What Clinton did not know was that he would also take home the prestigious Jack MacDonald Academic Prize for the top academic graduate from a degree programme.

“It was a fantastic surprise. It is a good thing I came back for the graduation,” says Clinton.

While Clinton may only just have graduated, his four-and-a-half years of study have already helped him launch an international career.

He is setting up a South African branch of Brainz Instruments, a Mount Wellington-based manufacturer of neonatal brain monitors for the detection of brain injury.

“I started working at Brainz as the practical experience portion of my degree in my third year.
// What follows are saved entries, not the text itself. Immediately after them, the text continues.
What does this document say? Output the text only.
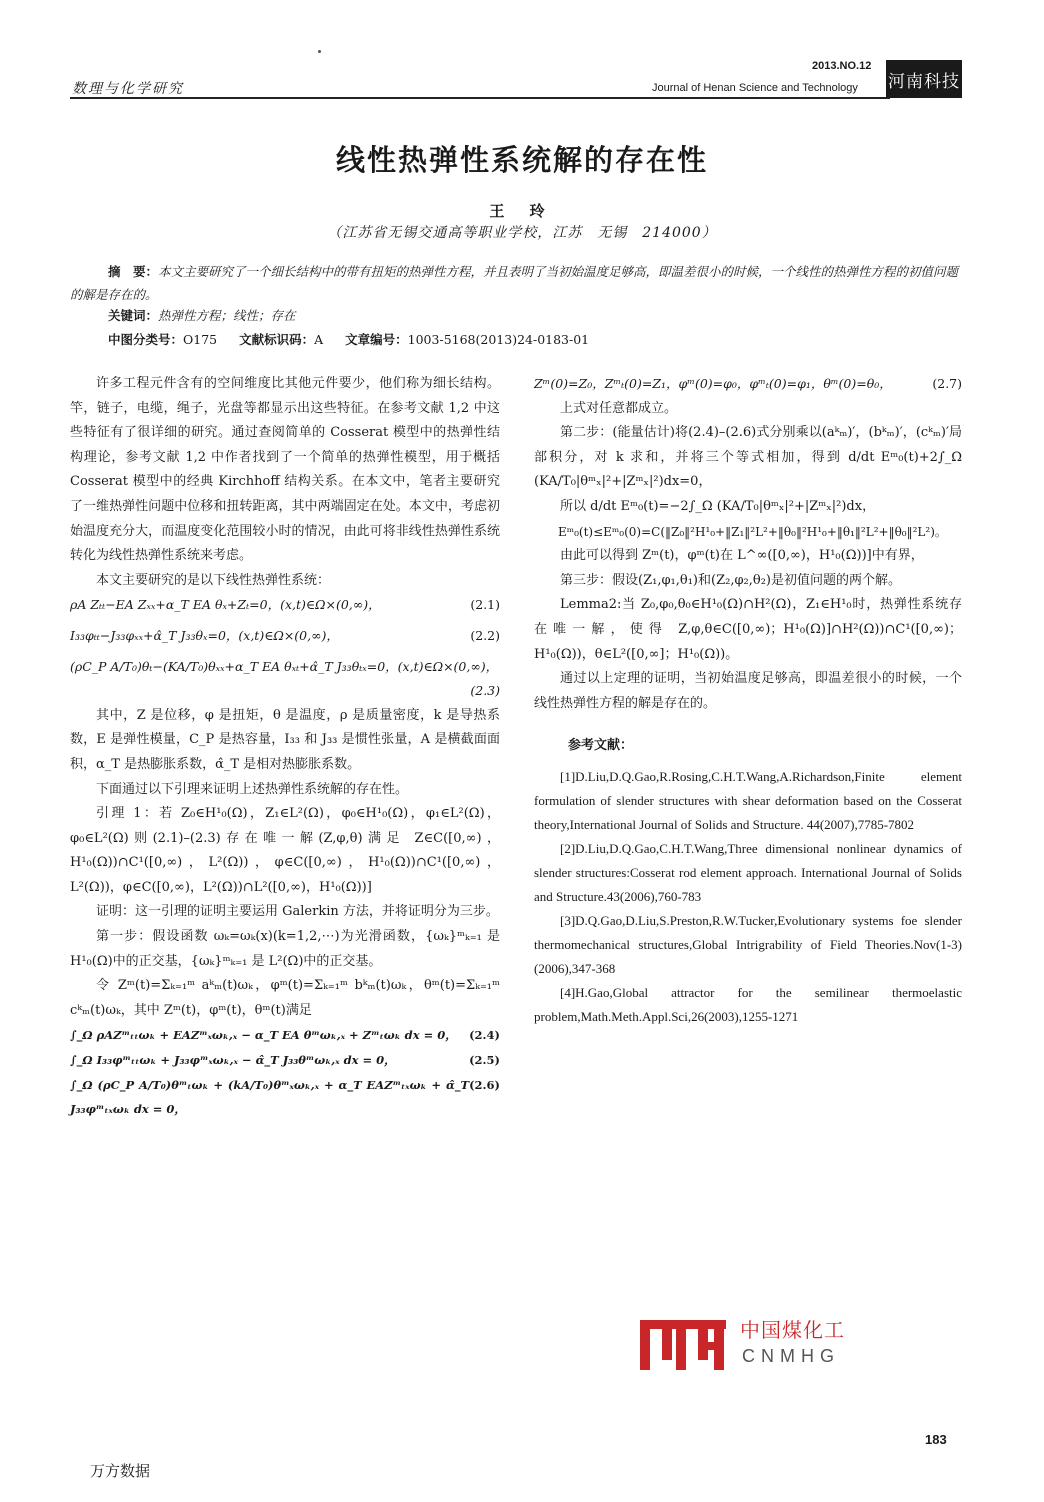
数理与化学研究
2013.NO.12
Journal of Henan Science and Technology 河南科技
线性热弹性系统解的存在性
王 玲
（江苏省无锡交通高等职业学校，江苏　无锡　214000）
摘　要：本文主要研究了一个细长结构中的带有扭矩的热弹性方程，并且表明了当初始温度足够高，即温差很小的时候，一个线性的热弹性方程的初值问题的解是存在的。
关键词：热弹性方程；线性；存在
中图分类号：O175 文献标识码：A 文章编号：1003-5168(2013)24-0183-01

许多工程元件含有的空间维度比其他元件要少，他们称为细长结构。竿，链子，电缆，绳子，光盘等都显示出这些特征。在参考文献 1,2 中这些特征有了很详细的研究。通过查阅简单的 Cosserat 模型中的热弹性结构理论，参考文献 1,2 中作者找到了一个简单的热弹性模型，用于概括 Cosserat 模型中的经典 Kirchhoff 结构关系。在本文中，笔者主要研究了一维热弹性问题中位移和扭转距离，其中两端固定在处。本文中，考虑初始温度充分大，而温度变化范围较小时的情况，由此可将非线性热弹性系统转化为线性热弹性系统来考虑。

本文主要研究的是以下线性热弹性系统：

ρA Zₜₜ−EA Zₓₓ+α_T EA θₓ+Zₜ=0，(x,t)∈Ω×(0,∞)，	(2.1)
I₃₃φₜₜ−J₃₃φₓₓ+α̂_T J₃₃θₓ=0，(x,t)∈Ω×(0,∞)，	(2.2)
(ρC_P A/T₀)θₜ−(KA/T₀)θₓₓ+α_T EA θₓₜ+α̂_T J₃₃θₜₓ=0，(x,t)∈Ω×(0,∞)，
(2.3)

其中，Z 是位移，φ 是扭矩，θ 是温度，ρ 是质量密度，k 是导热系数，E 是弹性模量，C_P 是热容量，I₃₃ 和 J₃₃ 是惯性张量，A 是横截面面积，α_T 是热膨胀系数，α̂_T 是相对热膨胀系数。

下面通过以下引理来证明上述热弹性系统解的存在性。

引理 1：若 Z₀∈H¹₀(Ω)，Z₁∈L²(Ω)，φ₀∈H¹₀(Ω)，φ₁∈L²(Ω)，φ₀∈L²(Ω)则(2.1)–(2.3)存在唯一解(Z,φ,θ)满足 Z∈C([0,∞)，H¹₀(Ω))∩C¹([0,∞)，L²(Ω))，φ∈C([0,∞)，H¹₀(Ω))∩C¹([0,∞)，L²(Ω))，φ∈C([0,∞)，L²(Ω))∩L²([0,∞)，H¹₀(Ω))]

证明：这一引理的证明主要运用 Galerkin 方法，并将证明分为三步。

第一步：假设函数 ωₖ=ωₖ(x)(k=1,2,⋯)为光滑函数，{ωₖ}ᵐₖ₌₁ 是 H¹₀(Ω)中的正交基，{ωₖ}ᵐₖ₌₁ 是 L²(Ω)中的正交基。

令 Zᵐ(t)=Σₖ₌₁ᵐ aᵏₘ(t)ωₖ，φᵐ(t)=Σₖ₌₁ᵐ bᵏₘ(t)ωₖ，θᵐ(t)=Σₖ₌₁ᵐ cᵏₘ(t)ωₖ，其中 Zᵐ(t)，φᵐ(t)，θᵐ(t)满足

∫_Ω ρAZᵐₜₜωₖ + EAZᵐₓωₖ,ₓ − α_T EA θᵐωₖ,ₓ + Zᵐₜωₖ dx = 0， (2.4)
∫_Ω I₃₃φᵐₜₜωₖ + J₃₃φᵐₓωₖ,ₓ − α̂_T J₃₃θᵐωₖ,ₓ dx = 0，	(2.5)
∫_Ω (ρC_P A/T₀)θᵐₜωₖ + (kA/T₀)θᵐₓωₖ,ₓ + α_T EAZᵐₜₓωₖ + α̂_T J₃₃φᵐₜₓωₖ dx = 0，
(2.6)
Zᵐ(0)=Z₀，Zᵐₜ(0)=Z₁，φᵐ(0)=φ₀，φᵐₜ(0)=φ₁，θᵐ(0)=θ₀，	(2.7)

上式对任意都成立。

第二步：(能量估计)将(2.4)–(2.6)式分别乘以(aᵏₘ)′，(bᵏₘ)′，(cᵏₘ)′局部积分，对 k 求和，并将三个等式相加，得到 d/dt Eᵐ₀(t)+2∫_Ω (KA/T₀|θᵐₓ|²+|Zᵐₓ|²)dx=0，

所以 d/dt Eᵐ₀(t)=−2∫_Ω (KA/T₀|θᵐₓ|²+|Zᵐₓ|²)dx，

Eᵐ₀(t)≤Eᵐ₀(0)=C(‖Z₀‖²H¹₀+‖Z₁‖²L²+‖θ₀‖²H¹₀+‖θ₁‖²L²+‖θ₀‖²L²)。

由此可以得到 Zᵐ(t)，φᵐ(t)在 L^∞([0,∞)，H¹₀(Ω))]中有界，

第三步：假设(Z₁,φ₁,θ₁)和(Z₂,φ₂,θ₂)是初值问题的两个解。

Lemma2:当 Z₀,φ₀,θ₀∈H¹₀(Ω)∩H²(Ω)，Z₁∈H¹₀时，热弹性系统存在唯一解，使得 Z,φ,θ∈C([0,∞)；H¹₀(Ω)]∩H²(Ω))∩C¹([0,∞)；H¹₀(Ω))，θ∈L²([0,∞]；H¹₀(Ω))。

通过以上定理的证明，当初始温度足够高，即温差很小的时候，一个线性热弹性方程的解是存在的。

参考文献：
[1]D.Liu,D.Q.Gao,R.Rosing,C.H.T.Wang,A.Richardson,Finite element formulation of slender structures with shear deformation based on the Cosserat theory,International Journal of Solids and Structure. 44(2007),7785-7802
[2]D.Liu,D.Q.Gao,C.H.T.Wang,Three dimensional nonlinear dynamics of slender structures:Cosserat rod element approach. International Journal of Solids and Structure.43(2006),760-783
[3]D.Q.Gao,D.Liu,S.Preston,R.W.Tucker,Evolutionary systems foe slender thermomechanical structures,Global Intrigrability of Field Theories.Nov(1-3)(2006),347-368
[4]H.Gao,Global attractor for the semilinear thermoelastic problem,Math.Meth.Appl.Sci,26(2003),1255-1271
中国煤化工
CNMHG
183
万方数据
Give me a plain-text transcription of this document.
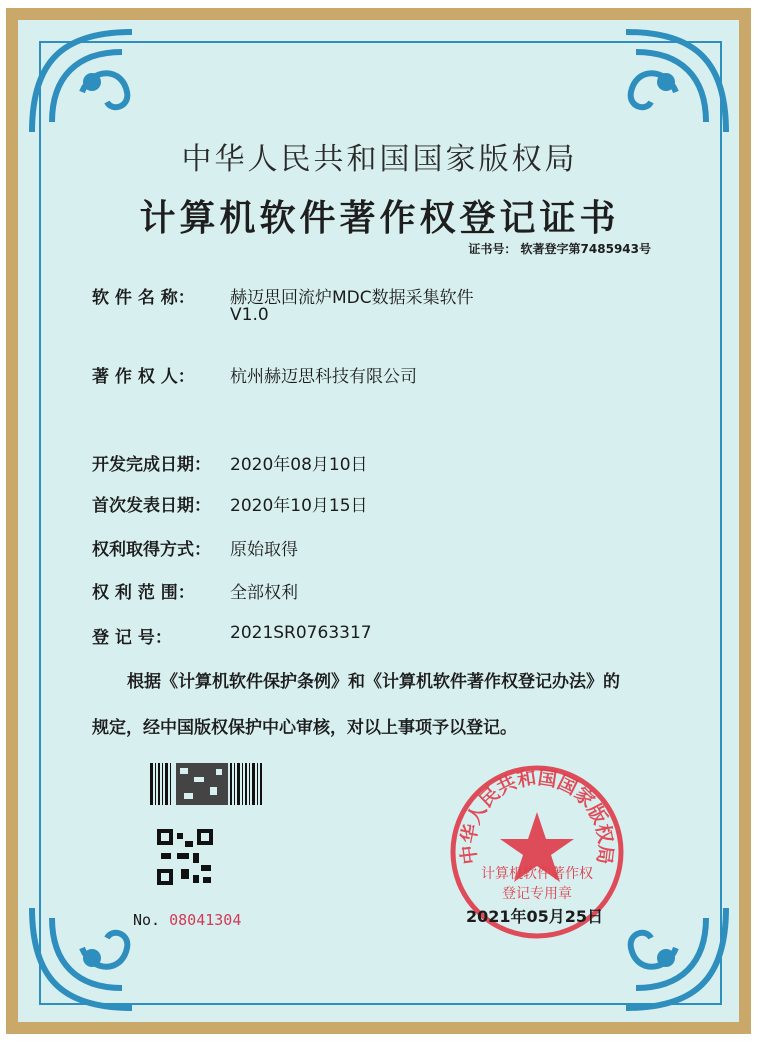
中华人民共和国国家版权局
计算机软件著作权登记证书
证书号： 软著登字第7485943号
软 件 名 称： 赫迈思回流炉MDC数据采集软件
V1.0
著 作 权 人： 杭州赫迈思科技有限公司
开发完成日期： 2020年08月10日
首次发表日期： 2020年10月15日
权利取得方式： 原始取得
权 利 范 围： 全部权利
登 记 号：	2021SR0763317
根据《计算机软件保护条例》和《计算机软件著作权登记办法》的
规定，经中国版权保护中心审核，对以上事项予以登记。
No. 08041304
中华人民共和国国家版权局
计算机软件著作权
登记专用章
2021年05月25日
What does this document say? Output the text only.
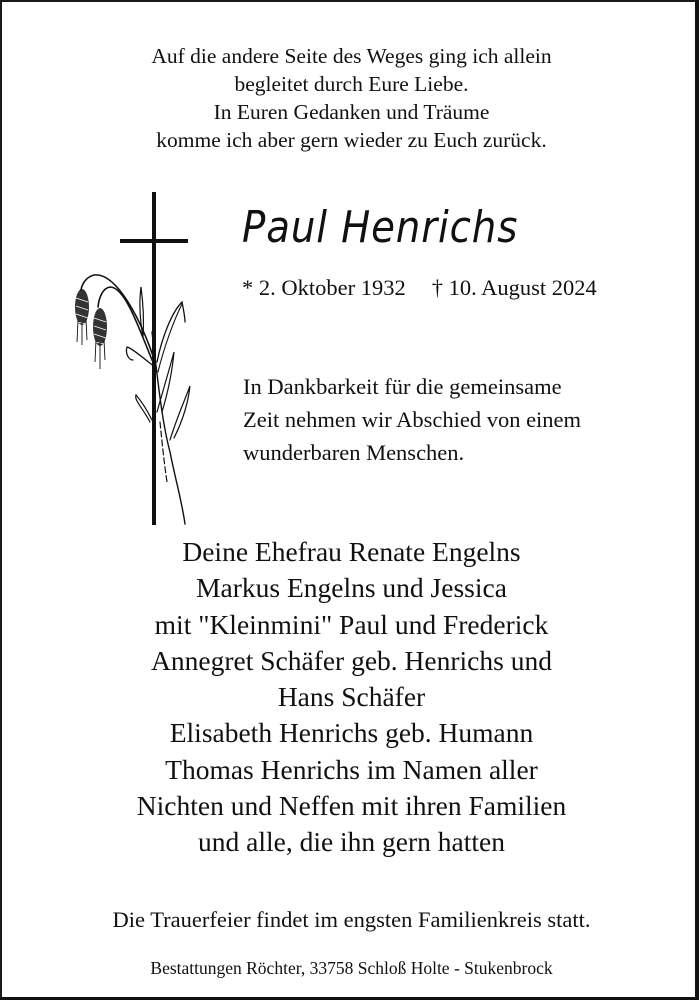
Auf die andere Seite des Weges ging ich allein
begleitet durch Eure Liebe.
In Euren Gedanken und Träume
komme ich aber gern wieder zu Euch zurück.
Paul Henrichs
* 2. Oktober 1932 † 10. August 2024
In Dankbarkeit für die gemeinsame
Zeit nehmen wir Abschied von einem
wunderbaren Menschen.
Deine Ehefrau Renate Engelns
Markus Engelns und Jessica
mit "Kleinmini" Paul und Frederick
Annegret Schäfer geb. Henrichs und
Hans Schäfer
Elisabeth Henrichs geb. Humann
Thomas Henrichs im Namen aller
Nichten und Neffen mit ihren Familien
und alle, die ihn gern hatten
Die Trauerfeier findet im engsten Familienkreis statt.
Bestattungen Röchter, 33758 Schloß Holte - Stukenbrock
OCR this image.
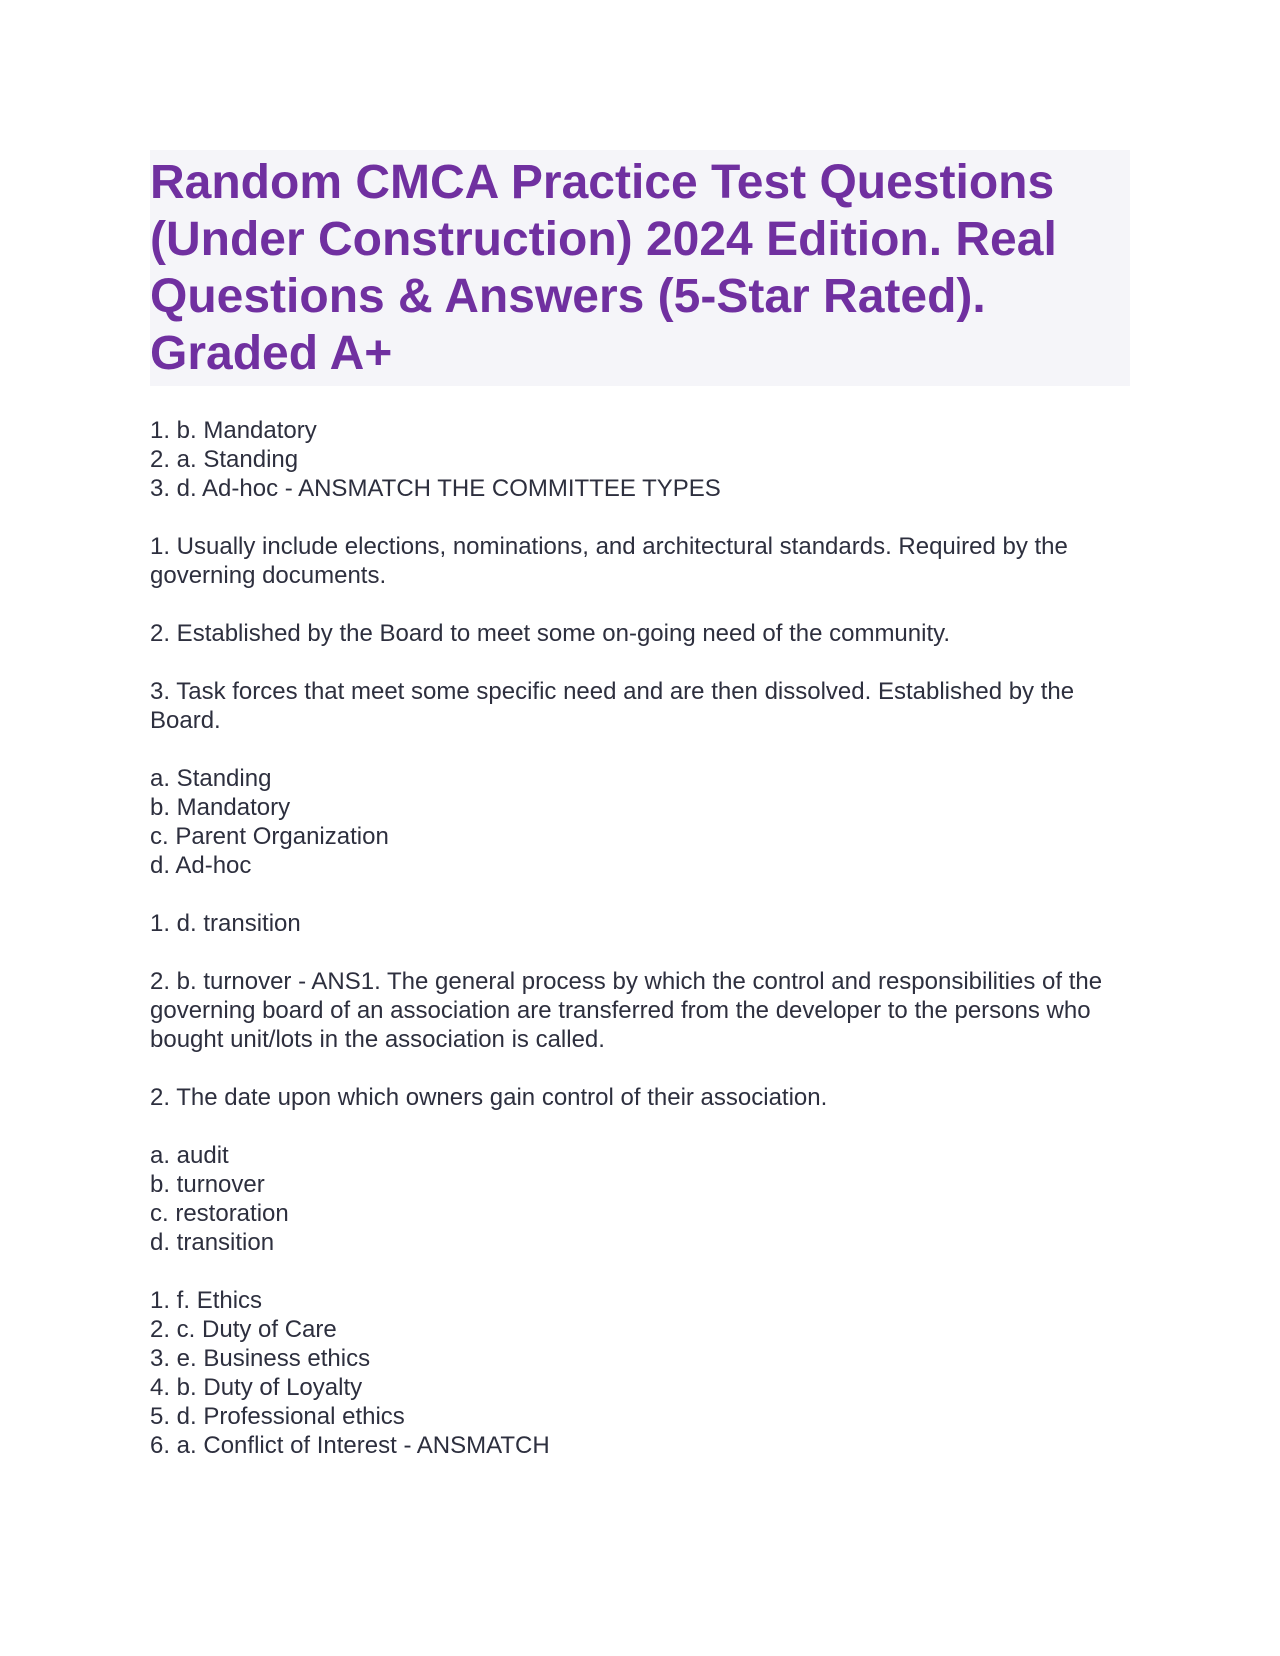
Random CMCA Practice Test Questions (Under Construction) 2024 Edition. Real Questions & Answers (5-Star Rated). Graded A+
1. b. Mandatory
2. a. Standing
3. d. Ad-hoc - ANSMATCH THE COMMITTEE TYPES
1. Usually include elections, nominations, and architectural standards. Required by the governing documents.
2. Established by the Board to meet some on-going need of the community.
3. Task forces that meet some specific need and are then dissolved. Established by the Board.
a. Standing
b. Mandatory
c. Parent Organization
d. Ad-hoc
1. d. transition
2. b. turnover - ANS1. The general process by which the control and responsibilities of the governing board of an association are transferred from the developer to the persons who bought unit/lots in the association is called.
2. The date upon which owners gain control of their association.
a. audit
b. turnover
c. restoration
d. transition
1. f. Ethics
2. c. Duty of Care
3. e. Business ethics
4. b. Duty of Loyalty
5. d. Professional ethics
6. a. Conflict of Interest - ANSMATCH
I then worked there part-time while studying full time and as soon as I finished my degree they offered me a full-time position.”

MIT established the Jack MacDonald Academic Prize to mark the retirement of chief executive Dr Jack MacDonald in 2004. It was Dr MacDonald’s wish that an award be created for the top academic graduate from a degree programme.

The prize celebrates excellence in academic achievement, says executive director of external relations and student affairs at MIT Dr Stuart Middleton.

“The Jack MacDonald Academic prize is an important recognition of our top students in degree programmes. The recipient will certainly have achieved to the highest academic standards."

Bachelor of Engineering Technology graduate Mark Schatzdorfer became the inaugural recipient of the prize in 2005.

Clinton was among more than 360 graduates who received Level 7 diplomas, degrees and post-graduate qualifications at MIT’s graduation ceremony, which was held at the TelstraClear Pacific Events Centre in Manukau City on May 16.